Industri AR/VR mungkin tidak berkembang sepesat yang diharapkan pada beberapa tahun lalu. Menurut GlobalData, tahun ini industri AR/VR tahun bernilai US$5 miliar. Padahal, pada 2015, nilai industri AR/VR diperkirakan akan mencapai US$150 miliar. Meskipun begitu, menurut data dari PwC, teknologi AR/VR akan tetap dapat mendorong ekonomi global. Dalam laporan berjudul Seeing is Believing, PwC menyebutkan, teknologi AR dan VR dapat memberikan dorongan sebesar US$1,5 triliun pada ekonomi global di 2030.
Bentuk Dorongan yang AR/VR Berikan
Di laporan Seeing is Believing, PwC juga menjelaskan bagaimana teknologi AR/VR dapat mendorong ekonomi global. Mereka menyebutkan, keuntungan yang bisa didapat oleh perusahaan dari teknologi AR/VR beragam, mulai dari mempercepat proses desain produk sampai menjadi alat latihan untuk mengerjakan tugas berbahaya. Sebagai contoh, militer bisa menggunakan VR untuk melatih pasukan dalam menjinakkan bom.
Selain itu, AR/VR juga bisa memangkas waktu yang dibutuhkan perusahaan dalam mendesain produk. Karena, teknologi AR/VR memungkinkan perusahaan untuk menguji konsep produk tanpa harus membuat prototipe dari produk tersebut. Dampaknya ke konsumen, hal ini membuat perusahaan dapat memberikan produk dengan kualitas lebih baik dalam waktu yang lebih singkat.
Contoh industri yang menggunakan teknologi VR untuk memangkas waktu desain produk adalah industri otomotif. Menurut PwC, waktu yang dibutuhkan oleh perusahaan otomotif untuk membuat desain pertama sampai model di dunia nyata adalah beberapa minggu. Namun, dengan VR, proses tersebut bisa dilakukan hanya dalam waktu beberapa hari saja.
Perusahaan juga bisa menggunakan teknologi AR/VR untuk mendapatkan sumber pemasukan baru.

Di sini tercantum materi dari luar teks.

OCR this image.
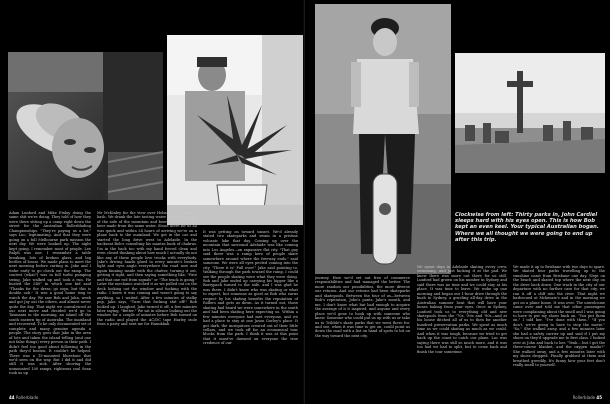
Adam Lunford and Mike Finlay doing the same shit we're doing. They told of how they were there sitting up a camp right down the street for the Australian Rollerblading Championships. "They're paying us a lot," says Luc, legitimating. And that they were going on a full Melbourne park mission the next day. We were hooked up. The night kept going. I remember most of people. Lee Ralph was one. I remember a table breaking, lots of broken glass, and big bottles of booze. We made plans to meet the next morning before carting in. Jake and I woke early to go check out the ramp. The contest (what?) was in full turbo pumping swing. Jake walked up and took a run. He busted the 540" in which one kid said "Thanks for the dress; go oops, but this is double ooh." It was a good home ring to watch the day. We saw Bob and John, week and got Jay out the others, and almost never quite the day. That night we convalesced at our next move and decided we'd go to Tasmania in the morning, an island off the south eastern tip of Australia. The mainland and recovered. To be only documented set of complete and many genuine agenda a people. The story goes that Jake in the area of lots and taken the island telling (and one not false things) every person in their path. I didn't feel too good about following in the path they'd beaten. It couldn't be helped. There was a 15-mounted bluestone that we'd seen on the way. But I did it and did still it was sick. After shoving the unmounted 100 ramps, righteous soul Sean took us up
Mr McKinley for the view over Hobart and a rooftop bash. We drank the late tasting water over coming out of the side of the mountain and beer drank the local beer made from the same water. Stood there for us all was quick and within 24 hours of arriving we're on a plane back to the mainland. We got in the car and started the long drive west to Adelaide. In the backseat Bob's consulting his mantra book of chakras. I'm in the back too with my hand forced clean and even closed thinking about how much I actually do not like any of these people love trucks with everybody. Jake's driving hands glued to every minute's broken light and eyes angle everywhere the road now and again fanning inside with the chatter, turning it out, getting it right, and then saying something like, "Fate and that one rod from signals" or "The truck is going." Later the mechanic watched it as we pulled out on the deck looking out the window and fucking with the radio. I knew it was coming and wasn't going to say anything, so I waited. After a few minutes of stalky pop, Jake says, "Turn that fucking shit off!" Bob looked up. I laughed. Jake turned it off, a few minutes later saying, "Better." We sat in silence looking out the window for a couple of minutes before Bob turned on the radio and played the AC/DC tape Harley stole from a party and sent me for Hanukkah.
It was getting on toward sunset. We'd already stated two skateparks and swam in a pristine volcanic lake that day. Coming up over the mountain that surround Adelaide was like coming into Los Angeles—an expansive flat city. "That guy said there was a ramp here of people skate somewhere around where the freeway ends," said someone. We were all eyes peeled coming into the city. "There it is! Pull over!" Jake said pointing to. Walking through the park toward the ramp, I could see the people skating were what they were doing. Bob and Jake ended up carrying his hipper like a Barrypack turned to the side, and I was glad he was there. I didn't know who was skating or what to expect, but someone as good as Bob who earns respect by his skating benefits the reputation of Rollers and gets us down. As it turned out, those skating had heard we were somewhere in the south and had been skating here expecting us. Within a few minutes everyone had met everyone, and we had a place to stay at one Jason Gorley's place. It got dark, the mosquitoes created out of their little cellars, and we took off for an economical tour blocks from the park. I think it was at this point that it must've dawned on everyone the true credence of our
44 Rollerblade
Clockwise from left: Thirty parks in, John Cardiel sleeps hard with his eyes open. This is how Bob kept an even keel. Your typical Australian bogan. Where we all thought we were going to end up after this trip.
journey. How we'd set out free of commerce responsibilities and had managed the better. The more random our possibilities, the more diverse our returns. And our returns had been skateparks and skatepools. Between the four of us—between Bob's reputation, John's pants, Jake's mouth, and me, I don't know what but had enough to acquire the average of it it inspired, and anyone and every place we'd gone to hook up with someone who knew. Someone who could put us up with us or take us to Tribble's skate parks that we went there for, and see, when it was time to get on, could point us down the road with a list on hand of spots to hit on the way toward the next city.
We spent days in Adelaide skating every crew, swimming, and just kicking it at the pad. We knew there was more out there for us still. Lunford had grown on his number in Sydney and said there was no time and we could stay at his place. It was time to leave. We woke up one morning and began our 1-hour drive through the bush to Sydney, a grueling all-day drive in the Australian summer heat that will have your bones baking from your eyes. Once in Sydney, Lunford took us to everything old and new skatepools from the '70s, '80s and '90s—and at his house ditched all of us to then for another hundred preservation parks. We spent as much time as we could skating as much as we could. And when it was tough, because we tried to get back up the coast to catch our plane. Luc was saying there was still so much more, and it was too bad we had to split, but to come back and finish the tour sometime.
We made it up to Brisbane with two days to spare. We skated four parks travelling up to the sunshine coast from Brisbane one day. Slept on the beach and skated top where the next day on the drive back down. One track in the city of our departure with no further care for that city, we ran it off a cliff into the river. That night we barbecued at Mckenzie's and in the morning we got on a plane home. It was over. The unwelcome came over and told me that other passengers were complaining about the smell and I was going to have to put my shoes back on. "You put them on," I told her. "I've done with them." "If you don't, we're going to have to stop the movie." "So," She walked away, and a few minutes later she had a safety carrier up and said if I put my shoes on they'd upgrade me to first class. I looked over at John and back to her. "Yeah... but I got the three-course blanket, and the oxygen masks?" She walked away, and a few minutes later with my shoes dropped. Finally grabbed at them and breathed greedily. It's funny how your feet don't really smell to yourself.
Rollerblade 45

Saat ini, perusahaan-perusahaan yang bergerak di bidang retail, jasa, dan otomotif tengah mempertimbangkan untuk menggunakan AR atau VR untuk menampilkan produk yang mereka tawarkan pada konsumen. Sementara perusahaan game dan hiburan mencoba untuk memberikan pengalaman yang sama sekali baru dengan teknologi AR/VR.
Industri VR di Indonesia: Pandemi Justru Dorong Pertumbuhan
Untuk mengetahui tentang industri AR/VR di Indonesia, saya menghubungi Andes Rizky, Managing Director, Shinta VR. Ketika ditanya soal nilai industri AR/VR di Tanah Air, Andes berkata, “Kalau nilai industri, saya mengacu sama perhitungan dari PwC dengan beberapa adjustment, bahwa Indonesia masuk dalam pasar Asia Pasifik non-Tiongkok. Kalau kita sesuaikan, sebenarnya potensi pasar AR/VR di Indonesia itu bisa sekitar US$500 juta sampai US$2 miliar pada 2025.”
Lebih lanjut, Andes bercerita, konsumsi konten AR/VR di Indonesia mulai naik sejak 2019. Karena, ketika itu, Oculus Quest diluncurkan. Keberadaan Oculus Quest mendorong pertumbuhan industri VR karena jika dibandingkan dengan headset VR lain, Oculus Quest punya harga yang lebih terjangkau. Hal lain yang mendorong pertumbuhan industri AR/VR, ungkap Andes, adalah karena semakin banyak influencers dan YouTubers yang membuat konten VR, jika dibandingkan dengan 5 tahun lalu.
“Kalau dari peningkatan penjualan sendiri, kita memperkirakan, 2020-2021 ini, peningkatan pendapatan para startup VR naik di angka 50-200% dari tahun 2019,” kata Andes saat dihubungi melalui pesan singkat. “COVID-19 menyebabkan banyak sekali perusahaan, institusi pemerintah, dan masyarakat melirik VR sebagai solusi pandemi.”
Bisnis AR/VR di Indonesia
Mengutip data dari data dari Indonesia VR/AR Association (INVRA), Andes mengatakan, saat ini, ada sekitar 20 startup yang bergerak di bidang AR/VR di Indonesia. Kebanyakan dari startup itu fokus pada bisnis business-to-business (B2B). “Yang punya produk hanya beberapa startup, seperti Shinta VR dengan Millealab, Space Collab, dan Virtual Character, WIR dengan produk MINAR dan DAV, Octagon Studio dengan AR Card Education, dan Assmbler,” jelas Andes.
Startup AR/VR yang melayani perusahaan sebagai klien, mereka biasanya mengerjakan proyek berdasarkan apa yang diinginkan oleh sang klien. “Jadi, perusahaan klien mau buat konten VR, lalu dikerjakan oleh startup-nya,” kata Andes. “Nah, permintaannya macam-macam, ada untuk marketing, training, dan lain sebagainya.”
Perusahaan yang menjadi klien startup VR berasal dari industri yang beragam. Pariwisata dan kesehatan jadi contoh industri yang pelakunya menggunakan AR/VR. Sementara sektor yang paling banyak menggunakan teknologi AR dan VR, menurut Andes, adalah sektor hiburan, pendidikan, dan human development. “Kalau AR, kemungkinan, sektor retail dan e-commerce akan berlomba ke sini,” ujarnya.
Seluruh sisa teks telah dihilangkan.